15 % des Américains seraient prêts à travailler sous les ordres d'une IA
Quinze pour cent des Américains se déclarent prêts à travailler sous les ordres d'un patron artificiel, selon un sondage récent. Ce chiffre, encore minoritaire, révèle une évolution profonde des mentalités face à l'automatisation des fonctions managériales. Concrètement, des entreprises de toutes tailles intègrent déjà des systèmes d'IA pour superviser les équipes, attribuer les tâches, évaluer les performances et prendre des décisions opérationnelles autrefois réservées aux cadres intermédiaires.
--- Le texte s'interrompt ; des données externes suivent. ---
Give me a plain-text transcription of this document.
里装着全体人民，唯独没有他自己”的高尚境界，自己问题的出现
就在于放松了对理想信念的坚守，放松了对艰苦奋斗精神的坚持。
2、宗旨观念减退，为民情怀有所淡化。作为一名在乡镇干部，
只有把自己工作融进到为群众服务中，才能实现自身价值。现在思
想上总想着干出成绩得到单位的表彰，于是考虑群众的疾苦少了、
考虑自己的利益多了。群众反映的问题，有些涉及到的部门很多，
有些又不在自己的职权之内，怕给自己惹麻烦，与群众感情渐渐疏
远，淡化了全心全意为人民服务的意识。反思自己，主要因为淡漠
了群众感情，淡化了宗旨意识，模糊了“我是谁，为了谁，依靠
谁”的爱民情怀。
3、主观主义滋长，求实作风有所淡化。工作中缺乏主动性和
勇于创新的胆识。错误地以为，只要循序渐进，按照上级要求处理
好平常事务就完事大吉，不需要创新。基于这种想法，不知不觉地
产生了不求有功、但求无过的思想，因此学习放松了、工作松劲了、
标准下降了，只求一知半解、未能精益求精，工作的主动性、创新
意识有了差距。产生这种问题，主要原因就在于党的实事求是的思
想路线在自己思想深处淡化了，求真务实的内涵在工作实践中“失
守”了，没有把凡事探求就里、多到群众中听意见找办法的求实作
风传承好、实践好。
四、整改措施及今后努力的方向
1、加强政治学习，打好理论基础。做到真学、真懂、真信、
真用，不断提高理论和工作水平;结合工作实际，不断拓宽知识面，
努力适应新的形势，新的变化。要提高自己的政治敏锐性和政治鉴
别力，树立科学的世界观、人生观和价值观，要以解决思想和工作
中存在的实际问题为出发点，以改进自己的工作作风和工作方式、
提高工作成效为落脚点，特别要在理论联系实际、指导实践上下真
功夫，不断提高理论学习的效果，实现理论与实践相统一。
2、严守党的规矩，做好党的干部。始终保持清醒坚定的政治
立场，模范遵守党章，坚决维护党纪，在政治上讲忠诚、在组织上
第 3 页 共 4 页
Ce mouvement, que certains analystes baptisent « le Grand Aplatissement », remet en cause la structure hiérarchique traditionnelle des organisations. Pour les salariés, cela peut signifier moins de friction humaine dans le quotidien, des décisions perçues comme plus objectives — mais aussi moins de recours, moins d'empathie, et une surveillance algorithmique accrue. Les entreprises y voient une réduction significative des coûts salariaux et une plus grande cohérence dans le management.
Cette tendance s'inscrit dans une vague plus large d'adoption de l'IA en entreprise, portée par des outils comme Copilot, Workday AI ou des agents autonomes développés en interne. La question de la responsabilité légale et éthique d'un manager non humain reste entière, et les régulateurs américains et européens commencent tout juste à s'emparer du sujet.
Les régulateurs européens commencent à s'emparer de la question de la responsabilité légale et éthique des managers IA, ce qui pourrait alimenter les débats autour de l'AI Act et de la directive sur la surveillance algorithmique au travail.